Ella, preciosa con su pelo corto, nos mira reposada, serena desde el sofá. Siempre con su eterna sonrisa en la cara. Inevitablemente me acuerdo de todos los que ya se han ido, de los que echo de menos, de aquellos para los que esta ciudad no ha sido más que un breve capítulo en sus vidas mientras reconozco, no sin cierto temor, que un Beirut descarado enlaza párrafo tras párrafo en mi propia historia como una sinfonía inacabada deslizándose a través del infinito.
Las visitas de última hora comienzan a presentarse. Vaciar una casa vieja se me antoja casi tan terrible como vaciarse a uno mismo ante un tribunal de seres humanos implacables. A veces siento que no he dedicado el suficiente tiempo a conocer a las personas, que esta es una ciudad hostil y extraña de la que todo el mundo piensa marcharse pronto, en la que nadie termina de confiar, un lugar de paso, con personas de paso intentando que todo suceda cuanto antes para alcanzar el ansiado punto y final que catapulte al Líbano a un mero apunte a pie de página.
Pero para mí ya no puede ser así. Ya tampoco lo deseo. A pesar de mi poca fe y de todas las carencias personales que me alejan de este país he hecho míos los caminos libaneses recorridos, me postraría ante ellos por todo lo que me han dado; la tierra pedregosa y ardiente de la Bekaa con su valle manso, milenario, mecido entre las montañas podría calmar mi sed de eternidad.
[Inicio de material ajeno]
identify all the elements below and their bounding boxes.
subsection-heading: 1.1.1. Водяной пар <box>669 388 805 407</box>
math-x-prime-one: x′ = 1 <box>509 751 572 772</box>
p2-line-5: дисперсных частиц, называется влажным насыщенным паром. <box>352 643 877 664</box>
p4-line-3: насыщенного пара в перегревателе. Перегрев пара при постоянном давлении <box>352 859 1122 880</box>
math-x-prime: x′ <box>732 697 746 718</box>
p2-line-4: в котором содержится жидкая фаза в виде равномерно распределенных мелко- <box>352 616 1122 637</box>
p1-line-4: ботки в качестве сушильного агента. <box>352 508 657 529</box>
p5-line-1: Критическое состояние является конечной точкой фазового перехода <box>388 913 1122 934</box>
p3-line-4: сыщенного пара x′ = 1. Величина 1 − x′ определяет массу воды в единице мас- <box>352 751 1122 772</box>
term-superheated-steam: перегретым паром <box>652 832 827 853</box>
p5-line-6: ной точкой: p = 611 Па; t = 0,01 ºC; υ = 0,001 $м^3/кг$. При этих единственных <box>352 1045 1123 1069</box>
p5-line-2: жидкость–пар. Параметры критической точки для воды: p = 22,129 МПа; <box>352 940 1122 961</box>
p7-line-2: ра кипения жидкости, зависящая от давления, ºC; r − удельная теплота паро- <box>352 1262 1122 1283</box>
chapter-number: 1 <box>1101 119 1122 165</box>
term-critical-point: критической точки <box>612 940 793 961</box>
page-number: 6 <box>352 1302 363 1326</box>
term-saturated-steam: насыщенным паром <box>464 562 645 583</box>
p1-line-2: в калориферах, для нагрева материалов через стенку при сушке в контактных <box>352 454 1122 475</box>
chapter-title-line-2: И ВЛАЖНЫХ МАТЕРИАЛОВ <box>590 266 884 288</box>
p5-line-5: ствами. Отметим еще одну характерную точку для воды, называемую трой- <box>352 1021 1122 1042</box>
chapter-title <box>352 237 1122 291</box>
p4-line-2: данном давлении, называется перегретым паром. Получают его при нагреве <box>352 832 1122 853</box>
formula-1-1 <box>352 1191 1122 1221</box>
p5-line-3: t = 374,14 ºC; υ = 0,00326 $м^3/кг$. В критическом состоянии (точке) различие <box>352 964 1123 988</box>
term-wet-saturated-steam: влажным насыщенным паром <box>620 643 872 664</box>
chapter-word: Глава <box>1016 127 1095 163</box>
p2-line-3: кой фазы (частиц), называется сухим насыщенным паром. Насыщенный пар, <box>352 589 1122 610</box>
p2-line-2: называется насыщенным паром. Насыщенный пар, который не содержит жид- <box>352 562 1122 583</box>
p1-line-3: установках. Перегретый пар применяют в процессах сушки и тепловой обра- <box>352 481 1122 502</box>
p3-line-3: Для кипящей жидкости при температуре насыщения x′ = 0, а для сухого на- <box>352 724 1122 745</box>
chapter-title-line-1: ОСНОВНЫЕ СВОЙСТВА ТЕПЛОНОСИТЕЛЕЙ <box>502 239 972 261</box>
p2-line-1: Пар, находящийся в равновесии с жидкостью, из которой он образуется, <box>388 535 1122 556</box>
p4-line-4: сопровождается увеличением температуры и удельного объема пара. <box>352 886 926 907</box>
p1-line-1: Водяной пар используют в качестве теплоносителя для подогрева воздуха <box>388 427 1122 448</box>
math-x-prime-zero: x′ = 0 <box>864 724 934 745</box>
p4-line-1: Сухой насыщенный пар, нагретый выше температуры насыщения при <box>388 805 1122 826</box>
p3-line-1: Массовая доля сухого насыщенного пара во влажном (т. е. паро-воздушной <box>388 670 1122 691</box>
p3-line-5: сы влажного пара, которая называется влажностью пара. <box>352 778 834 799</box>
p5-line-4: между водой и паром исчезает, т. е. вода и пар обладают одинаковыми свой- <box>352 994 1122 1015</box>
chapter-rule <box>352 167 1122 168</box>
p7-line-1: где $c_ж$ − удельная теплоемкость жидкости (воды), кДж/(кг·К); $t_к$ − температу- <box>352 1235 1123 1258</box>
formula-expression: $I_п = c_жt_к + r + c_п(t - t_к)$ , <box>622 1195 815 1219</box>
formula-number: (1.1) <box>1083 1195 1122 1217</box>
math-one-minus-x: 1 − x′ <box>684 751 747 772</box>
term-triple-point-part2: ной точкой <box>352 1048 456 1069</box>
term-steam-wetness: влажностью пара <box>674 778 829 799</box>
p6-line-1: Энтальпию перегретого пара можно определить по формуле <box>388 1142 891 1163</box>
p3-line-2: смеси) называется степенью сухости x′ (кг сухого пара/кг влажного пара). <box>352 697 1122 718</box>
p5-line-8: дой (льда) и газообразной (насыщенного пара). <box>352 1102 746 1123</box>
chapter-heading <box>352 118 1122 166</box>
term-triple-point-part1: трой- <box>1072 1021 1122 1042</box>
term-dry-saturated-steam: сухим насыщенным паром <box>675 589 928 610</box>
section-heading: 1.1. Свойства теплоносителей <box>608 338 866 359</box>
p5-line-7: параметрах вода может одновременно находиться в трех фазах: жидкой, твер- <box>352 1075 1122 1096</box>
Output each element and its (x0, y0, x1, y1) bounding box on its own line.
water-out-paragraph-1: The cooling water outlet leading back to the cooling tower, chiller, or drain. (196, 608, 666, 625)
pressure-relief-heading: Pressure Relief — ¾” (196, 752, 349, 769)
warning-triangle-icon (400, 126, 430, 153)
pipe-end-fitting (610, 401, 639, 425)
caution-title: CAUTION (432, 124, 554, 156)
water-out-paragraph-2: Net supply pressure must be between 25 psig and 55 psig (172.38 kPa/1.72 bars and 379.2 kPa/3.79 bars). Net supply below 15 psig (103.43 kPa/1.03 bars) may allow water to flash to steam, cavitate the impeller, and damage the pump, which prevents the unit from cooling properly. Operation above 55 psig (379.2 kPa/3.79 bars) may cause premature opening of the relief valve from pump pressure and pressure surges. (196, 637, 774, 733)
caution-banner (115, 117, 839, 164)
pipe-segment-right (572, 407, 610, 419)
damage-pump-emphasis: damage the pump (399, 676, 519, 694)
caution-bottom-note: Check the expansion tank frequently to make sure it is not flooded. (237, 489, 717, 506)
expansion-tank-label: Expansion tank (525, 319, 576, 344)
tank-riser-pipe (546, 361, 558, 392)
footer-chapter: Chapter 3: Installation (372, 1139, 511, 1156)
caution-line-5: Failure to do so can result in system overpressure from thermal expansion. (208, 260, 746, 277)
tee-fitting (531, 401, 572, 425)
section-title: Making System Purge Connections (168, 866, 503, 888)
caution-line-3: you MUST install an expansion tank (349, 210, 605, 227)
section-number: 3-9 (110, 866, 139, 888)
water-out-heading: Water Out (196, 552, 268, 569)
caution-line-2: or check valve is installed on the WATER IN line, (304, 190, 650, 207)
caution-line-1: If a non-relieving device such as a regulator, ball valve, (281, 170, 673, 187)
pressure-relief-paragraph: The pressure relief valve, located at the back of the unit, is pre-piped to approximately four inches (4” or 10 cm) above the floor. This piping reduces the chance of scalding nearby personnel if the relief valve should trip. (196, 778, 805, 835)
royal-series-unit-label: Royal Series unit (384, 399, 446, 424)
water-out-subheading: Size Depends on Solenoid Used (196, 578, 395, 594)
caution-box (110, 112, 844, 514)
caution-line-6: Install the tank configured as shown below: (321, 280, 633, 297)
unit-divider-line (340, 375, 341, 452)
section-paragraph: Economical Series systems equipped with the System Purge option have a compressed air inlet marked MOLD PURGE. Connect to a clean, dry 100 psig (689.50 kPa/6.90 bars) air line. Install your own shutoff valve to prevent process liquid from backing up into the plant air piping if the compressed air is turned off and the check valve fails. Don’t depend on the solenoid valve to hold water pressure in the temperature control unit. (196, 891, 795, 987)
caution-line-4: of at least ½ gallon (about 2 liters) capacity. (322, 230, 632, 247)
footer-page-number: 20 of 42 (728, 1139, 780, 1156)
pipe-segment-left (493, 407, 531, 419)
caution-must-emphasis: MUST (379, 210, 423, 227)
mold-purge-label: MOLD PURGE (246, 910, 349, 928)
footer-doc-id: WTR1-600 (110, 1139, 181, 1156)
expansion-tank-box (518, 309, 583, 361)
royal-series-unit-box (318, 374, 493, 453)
Aquí he construido algo que, sea lo que sea, de forma caótica y misteriosa, ha logrado funcionar como si Beirut, después de los años, hubiera empezado a reflejarse sobre mí.
En el diminuto Líbano que da vueltas entre un sinfín de mundos posibles sin entregarles nunca su fidelidad por completo todo parece posible, todo llega a ser perdonable, los abismos no son lo suficientemente hondos ni las alegrías demasiado duraderas…Por eso agradezco las sonrisas sin motivo, las conversaciones que se prolongan hasta la madrugada, las palabras y momentos de esos extraños que un día confiaron en mí.